An annual support of €75 will be introduced for persons with lifelong/long-term medical incontinence. This support will help people meet the average annual cost of disposal of incontinence products. The details and arrangements of this support will be finalised later this year, after further consultation with the stakeholder groups.

 

In support of the new arrangements, the three Regional Waste Management Planning Offices will implement an information and awareness campaign in the third quarter of the year.

Tips and Tricks

 

What should I do next?

To find out more contact your waste collector.

 

For more information on controlling your waste costs by preventing waste see table below.

 

 

General Bin

 

 

 

Reduce your general bin charges by recycling everything that can be recycled.

 

Make sure that you do not put food waste into the general bin.
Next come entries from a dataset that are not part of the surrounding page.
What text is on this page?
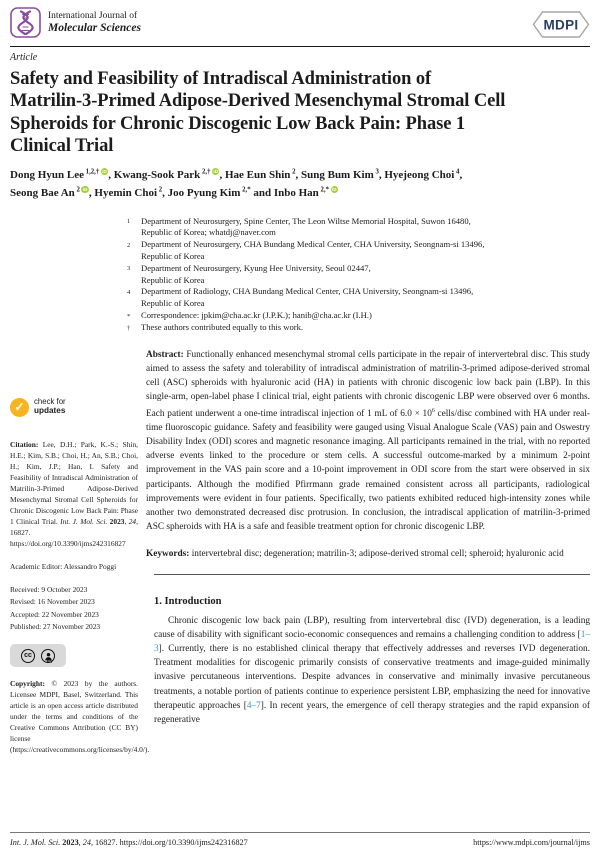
International Journal of
Molecular Sciences	MDPI
Article
Safety and Feasibility of Intradiscal Administration of
Matrilin-3-Primed Adipose-Derived Mesenchymal Stromal Cell
Spheroids for Chronic Discogenic Low Back Pain: Phase 1
Clinical Trial
Dong Hyun Lee $^{1,2,\dagger}$ iD, Kwang-Sook Park $^{2,\dagger}$ iD, Hae Eun Shin $^2$, Sung Bum Kim $^3$, Hyejeong Choi $^4$,
Seong Bae An $^2$ iD, Hyemin Choi $^2$, Joo Pyung Kim $^{2,*}$ and Inbo Han $^{2,*}$ iD
1	Department of Neurosurgery, Spine Center, The Leon Wiltse Memorial Hospital, Suwon 16480,
Republic of Korea; whatdj@naver.com
2	Department of Neurosurgery, CHA Bundang Medical Center, CHA University, Seongnam-si 13496,
Republic of Korea
3	Department of Neurosurgery, Kyung Hee University, Seoul 02447,
Republic of Korea
4	Department of Radiology, CHA Bundang Medical Center, CHA University, Seongnam-si 13496,
Republic of Korea
*	Correspondence: jpkim@cha.ac.kr (J.P.K.); hanib@cha.ac.kr (I.H.)
†	These authors contributed equally to this work.
✓	check for
updates
Citation: Lee, D.H.; Park, K.-S.; Shin, H.E.; Kim, S.B.; Choi, H.; An, S.B.; Choi, H.; Kim, J.P.; Han, I. Safety and Feasibility of Intradiscal Administration of Matrilin-3-Primed Adipose-Derived Mesenchymal Stromal Cell Spheroids for Chronic Discogenic Low Back Pain: Phase 1 Clinical Trial. Int. J. Mol. Sci. 2023, 24, 16827. https://doi.org/10.3390/ijms242316827
Academic Editor: Alessandro Poggi
Received: 9 October 2023
Revised: 16 November 2023
Accepted: 22 November 2023
Published: 27 November 2023
cc
BY
Copyright: © 2023 by the authors. Licensee MDPI, Basel, Switzerland. This article is an open access article distributed under the terms and conditions of the Creative Commons Attribution (CC BY) license (https://creativecommons.org/licenses/by/4.0/).

Abstract: Functionally enhanced mesenchymal stromal cells participate in the repair of intervertebral disc. This study aimed to assess the safety and tolerability of intradiscal administration of matrilin-3-primed adipose-derived stromal cell (ASC) spheroids with hyaluronic acid (HA) in patients with chronic discogenic low back pain (LBP). In this single-arm, open-label phase I clinical trial, eight patients with chronic discogenic LBP were observed over 6 months. Each patient underwent a one-time intradiscal injection of 1 mL of $6.0 \times 10^6$ cells/disc combined with HA under real-time fluoroscopic guidance. Safety and feasibility were gauged using Visual Analogue Scale (VAS) pain and Oswestry Disability Index (ODI) scores and magnetic resonance imaging. All participants remained in the trial, with no reported adverse events linked to the procedure or stem cells. A successful outcome-marked by a minimum 2-point improvement in the VAS pain score and a 10-point improvement in ODI score from the start were observed in six participants. Although the modified Pfirrmann grade remained consistent across all participants, radiological improvements were evident in four patients. Specifically, two patients exhibited reduced high-intensity zones while another two demonstrated decreased disc protrusion. In conclusion, the intradiscal application of matrilin-3-primed ASC spheroids with HA is a safe and feasible treatment option for chronic discogenic LBP.

Keywords: intervertebral disc; degeneration; matrilin-3; adipose-derived stromal cell; spheroid; hyaluronic acid

1. Introduction

Chronic discogenic low back pain (LBP), resulting from intervertebral disc (IVD) degeneration, is a leading cause of disability with significant socio-economic consequences and remains a challenging condition to address [1–3]. Currently, there is no established clinical therapy that effectively addresses and reverses IVD degeneration. Treatment modalities for discogenic primarily consists of conservative treatments and image-guided minimally invasive percutaneous interventions. Despite advances in conservative and minimally invasive percutaneous treatments, a notable portion of patients continue to experience persistent LBP, emphasizing the need for innovative therapeutic approaches [4–7]. In recent years, the emergence of cell therapy strategies and the rapid expansion of regenerative

Int. J. Mol. Sci. 2023, 24, 16827. https://doi.org/10.3390/ijms242316827	https://www.mdpi.com/journal/ijms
Put any food waste into the Brown Bin and Home compost uncooked fruit and vegetables etc.

 

 

Maximise Recycling

 

Kerbside Recycling Bin 

 

Recycle paper, cardboard, magazines, catalogues, brochures, household plastic packaging (bottles, pots, trays, tubs), food and drinks cans, drinks cartons.

You can also use the free Bring Banks for any food and drinks cans. 

 

Bring Banks (Glass & Cans)

Recycle all Glass, food and drinks cans for free at your local bring bank.

 

Recycling Centres

Free area:

Recycle aerosols, foil containers, textiles, fluorescent light bulbs, batteries, car batteries, small and large appliances, televisions, mobile phones hand tools gas bottles and scrap metal all for free at your local Recylcing centre.

 

Charged area:

Charged recycling €4 per car load

Paper, cardboard, cartons, household plastic packaging, used cooling oil, used engine oil.

 

Brown Bin (All Food Waste)

 

The following food waste can be put in the brown bin.

Meat, poultry, and fish, including bones,  leftover food  from plates and dishes, fruit and vegetables, tea bags, coffee grinds & paper filters, bread, cakes & biscuits, rice, pasta & cereals,  dairy products, cheese, butter & yogurts, soups & sauces, eggs, egg shells, & cardboard egg boxes, food soiled napkins, paper towels, newspaper (when used for wrapping food waste) out of date food with packaging removed (no glass / plastic.

Visit www.brownbin.ie for more information.

 

Home Composting

Compost bins are only €13 from Donegal County Council

1/3 of waste can be composted.

Reduce waste in the General bin and the Brown Bin by home composting and save money.